On Tuesday, Farnan ruled that AMD failed to prove that Intel's alleged strong-arm tactics abroad had "direct, substantial and foreseeable effects" on AMD's operations in the U.S.

Santa Clara, Calif.-based Intel, the world's largest computer chip maker, argued that AMD should not be able to sue in the U.S. for alleged lost sales of microprocessors that were made and sold in other countries.
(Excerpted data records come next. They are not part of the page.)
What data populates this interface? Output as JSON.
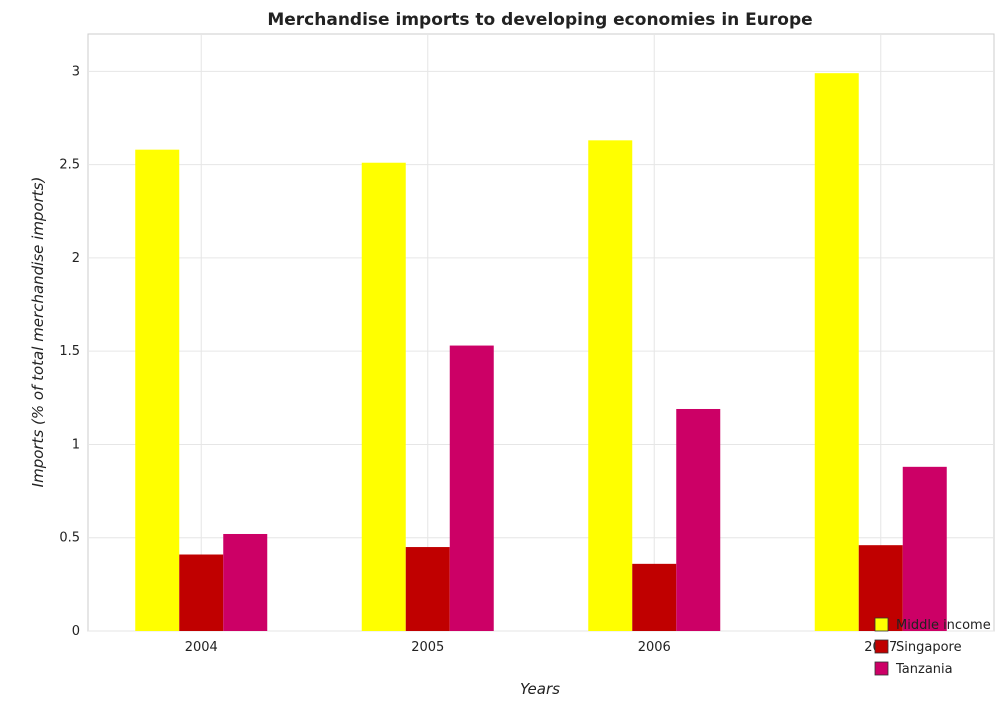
{
  "chart_data": {
    "type": "bar",
    "title": "Merchandise imports to developing economies in Europe",
    "xlabel": "Years",
    "ylabel": "Imports (% of total merchandise imports)",
    "categories": [
      "2004",
      "2005",
      "2006",
      "2007"
    ],
    "series": [
      {
        "name": "Middle income",
        "color": "#ffff00",
        "values": [
          2.58,
          2.51,
          2.63,
          2.99
        ]
      },
      {
        "name": "Singapore",
        "color": "#c00000",
        "values": [
          0.41,
          0.45,
          0.36,
          0.46
        ]
      },
      {
        "name": "Tanzania",
        "color": "#cc0066",
        "values": [
          0.52,
          1.53,
          1.19,
          0.88
        ]
      }
    ],
    "ylim": [
      0,
      3.2
    ],
    "yticks": [
      "0",
      "0.5",
      "1",
      "1.5",
      "2",
      "2.5",
      "3"
    ],
    "grid": true,
    "legend_position": "bottom-right"
  }
}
It also argued that part of AMD's case should be dismissed because AMD was seeking redress abroad for "foreign commerce claims."

Sunnyvale, Calif.-based AMD, which filed its lawsuit in June 2005, maintains that the market for microprocessors is global and that Intel's conduct domestically and abroad are inextricably linked.

The ruling was a big win for Intel, but much of the case remains intact.

"We are pleased that the judge understood and agreed with our argument and analysis of the law," said Intel spokesman Chuck Mulloy. "Nonetheless, we plan to vigorously defend ourselves on the remaining portions of this case."

AMD has not decided whether to appeal the ruling, company spokesman Michael Silverman said.

"Intel cannot escape antitrust scrutiny for its conduct," said Tom McCoy, AMD's executive vice president for legal affairs. "As this U.S. litigation is joined by global antitrust investigations, it is clear that Intel cannot escape the consequences of its illegal monopoly abuses."

Intel shares rose 43 cents to $20.39. AMD shares fell 67 cents to $25.32.